Graduate student Marco Valesi is turning a scholarly lens on an emerging form of expression.
He searches cities for art that appears without the approval of authorities. Few scholars across the globe document and interpret this kind of unsanctioned work, termed “urban art.”
UC Merced’s World Cultures graduate group lets Valesi focus his study in a way that might be difficult at more traditional schools.
“I write about hybrid culture, post-colonial society and trans-modern cultures,” Valesi said. “All of these topics are very UC Merced — they bring together diverse subjects and different professors and disciplines.”
UC Merced’s School of Social Sciences, Humanities and Arts places a wide range of faculty under a single umbrella. For Valesi and his dissertation committee, this is a plus.
“The World Cultures program is as unique as it sounds,” said literature Professor Ignacio López-Calvo, Valesi’s dissertation committee chair. “Marco’s research is completely interdisciplinary. It’s good that he’s in a program where he can draw on experts from different fields.”

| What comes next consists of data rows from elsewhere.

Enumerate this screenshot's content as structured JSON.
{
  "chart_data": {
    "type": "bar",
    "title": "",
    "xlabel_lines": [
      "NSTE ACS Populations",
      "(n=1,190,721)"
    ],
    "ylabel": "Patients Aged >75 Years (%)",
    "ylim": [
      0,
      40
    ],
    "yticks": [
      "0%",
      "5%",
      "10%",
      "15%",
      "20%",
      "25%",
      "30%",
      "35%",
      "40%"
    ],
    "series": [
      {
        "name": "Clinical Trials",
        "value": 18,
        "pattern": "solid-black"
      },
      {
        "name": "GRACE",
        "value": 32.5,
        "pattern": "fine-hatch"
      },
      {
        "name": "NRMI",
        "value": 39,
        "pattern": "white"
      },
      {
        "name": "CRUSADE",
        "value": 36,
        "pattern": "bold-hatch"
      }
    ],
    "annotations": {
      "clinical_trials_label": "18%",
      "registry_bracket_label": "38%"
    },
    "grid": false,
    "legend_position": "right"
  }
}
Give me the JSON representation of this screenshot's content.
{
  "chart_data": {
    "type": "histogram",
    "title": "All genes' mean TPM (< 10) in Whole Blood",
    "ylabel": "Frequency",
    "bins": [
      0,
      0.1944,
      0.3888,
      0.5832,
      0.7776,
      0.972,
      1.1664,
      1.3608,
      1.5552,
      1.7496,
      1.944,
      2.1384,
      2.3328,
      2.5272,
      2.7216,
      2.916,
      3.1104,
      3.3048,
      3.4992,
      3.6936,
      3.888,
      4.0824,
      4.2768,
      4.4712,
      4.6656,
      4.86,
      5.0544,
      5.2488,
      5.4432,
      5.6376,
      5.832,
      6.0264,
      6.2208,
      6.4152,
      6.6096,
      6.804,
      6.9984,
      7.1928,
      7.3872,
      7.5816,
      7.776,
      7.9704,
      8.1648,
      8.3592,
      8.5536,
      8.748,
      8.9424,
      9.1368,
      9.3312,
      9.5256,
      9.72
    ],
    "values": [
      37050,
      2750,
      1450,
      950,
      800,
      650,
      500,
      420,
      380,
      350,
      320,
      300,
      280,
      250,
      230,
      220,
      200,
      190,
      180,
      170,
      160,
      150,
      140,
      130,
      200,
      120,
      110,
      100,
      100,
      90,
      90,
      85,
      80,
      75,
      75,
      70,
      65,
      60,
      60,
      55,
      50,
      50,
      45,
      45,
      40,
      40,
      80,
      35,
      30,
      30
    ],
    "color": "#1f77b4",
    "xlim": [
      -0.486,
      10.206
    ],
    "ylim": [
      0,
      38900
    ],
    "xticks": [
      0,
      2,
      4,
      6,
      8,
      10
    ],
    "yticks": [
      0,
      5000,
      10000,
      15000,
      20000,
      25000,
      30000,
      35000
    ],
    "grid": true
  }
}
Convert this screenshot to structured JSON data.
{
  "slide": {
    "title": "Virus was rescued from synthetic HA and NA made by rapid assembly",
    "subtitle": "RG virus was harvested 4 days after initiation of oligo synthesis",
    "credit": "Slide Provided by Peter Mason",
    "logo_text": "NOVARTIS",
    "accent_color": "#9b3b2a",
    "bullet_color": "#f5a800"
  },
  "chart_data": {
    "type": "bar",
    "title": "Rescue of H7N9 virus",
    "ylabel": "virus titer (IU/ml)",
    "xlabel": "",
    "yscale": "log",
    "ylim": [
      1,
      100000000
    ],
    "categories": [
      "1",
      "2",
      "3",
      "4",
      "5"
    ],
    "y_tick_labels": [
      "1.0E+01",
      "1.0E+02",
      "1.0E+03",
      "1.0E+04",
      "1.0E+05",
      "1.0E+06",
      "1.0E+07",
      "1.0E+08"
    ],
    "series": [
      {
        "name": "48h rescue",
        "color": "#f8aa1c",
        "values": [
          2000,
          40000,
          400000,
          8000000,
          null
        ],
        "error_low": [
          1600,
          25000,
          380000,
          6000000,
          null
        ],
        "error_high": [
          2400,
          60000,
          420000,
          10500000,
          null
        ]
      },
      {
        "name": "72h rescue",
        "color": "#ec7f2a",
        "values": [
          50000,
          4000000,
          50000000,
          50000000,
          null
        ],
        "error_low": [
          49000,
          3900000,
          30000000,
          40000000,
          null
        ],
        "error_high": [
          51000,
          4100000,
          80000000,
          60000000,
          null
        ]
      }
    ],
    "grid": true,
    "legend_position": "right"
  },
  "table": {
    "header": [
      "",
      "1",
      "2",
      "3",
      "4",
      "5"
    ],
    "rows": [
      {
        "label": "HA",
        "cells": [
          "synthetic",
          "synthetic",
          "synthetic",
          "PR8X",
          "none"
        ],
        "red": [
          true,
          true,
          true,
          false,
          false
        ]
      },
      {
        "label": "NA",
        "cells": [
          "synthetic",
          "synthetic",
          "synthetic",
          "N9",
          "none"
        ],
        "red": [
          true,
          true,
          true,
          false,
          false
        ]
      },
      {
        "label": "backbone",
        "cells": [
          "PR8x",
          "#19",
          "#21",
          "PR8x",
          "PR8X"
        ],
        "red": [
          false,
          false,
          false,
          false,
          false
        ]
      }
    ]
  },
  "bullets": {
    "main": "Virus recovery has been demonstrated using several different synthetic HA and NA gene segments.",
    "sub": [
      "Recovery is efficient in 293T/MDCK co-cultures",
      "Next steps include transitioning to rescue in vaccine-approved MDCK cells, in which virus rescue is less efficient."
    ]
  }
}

Valesi’s path to UC Merced was also diverse. A native of Parma, Italy, he worked in Spain and Mexico City before pursuing his Ph.D. on campus.
He met his wife in Barcelona, where he also earned a master’s degree in cultural studies. Alicia Ramos-Jordan, Valesi’s wife, applied to UC Merced’s graduate program in literature while the couple lived and worked in Mexico City.
Valesi followed suit, and the couple moved to Merced in 2008. After the pair moved, two children followed.
“It’s not easy for two graduate students to raise a family,” Valesi said. But he said that’s an area where UC Merced offers support. The campus provides day care on campus — and helped the couple find financial aid to pay for it.
“That’s pretty important, because it frees us up to work while keeping us close enough to spend time together as a family,” Valesi said.
Valesi is now on course to earn his degree by May 2013. His dissertation is combining research and photography that focuses on urban art in Brazil, Italy and San Francisco’s Mission District.
“Street art critiques … the modern city,” Valesi wrote in the introduction to his dissertation, in which he argues that urban art challenges “the dominant cultural presences” of marketing, advertising and museums.
Urban art’s profile has risen in recent years. Examples include the work of the street artist Shepard Fairey, and the U.K.-based artist known as Banksy. Urban artists work independently, without official support or authorization. Valesi seeks to place their work in context and to identify it as a global movement.
As he completes his graduate studies, Valesi’s home and support network is at UC Merced. The campus is an intimate community that is satisfying to both Valesi and to Lopez-Calvo.
“I go to Marco’s children’s birthday parties,” López-Calvo said. “That’s the kind of relationship that’s unique to UC Merced. Here, you can have the kind of direct contact with students that you wouldn’t get at other UCs or big universities.”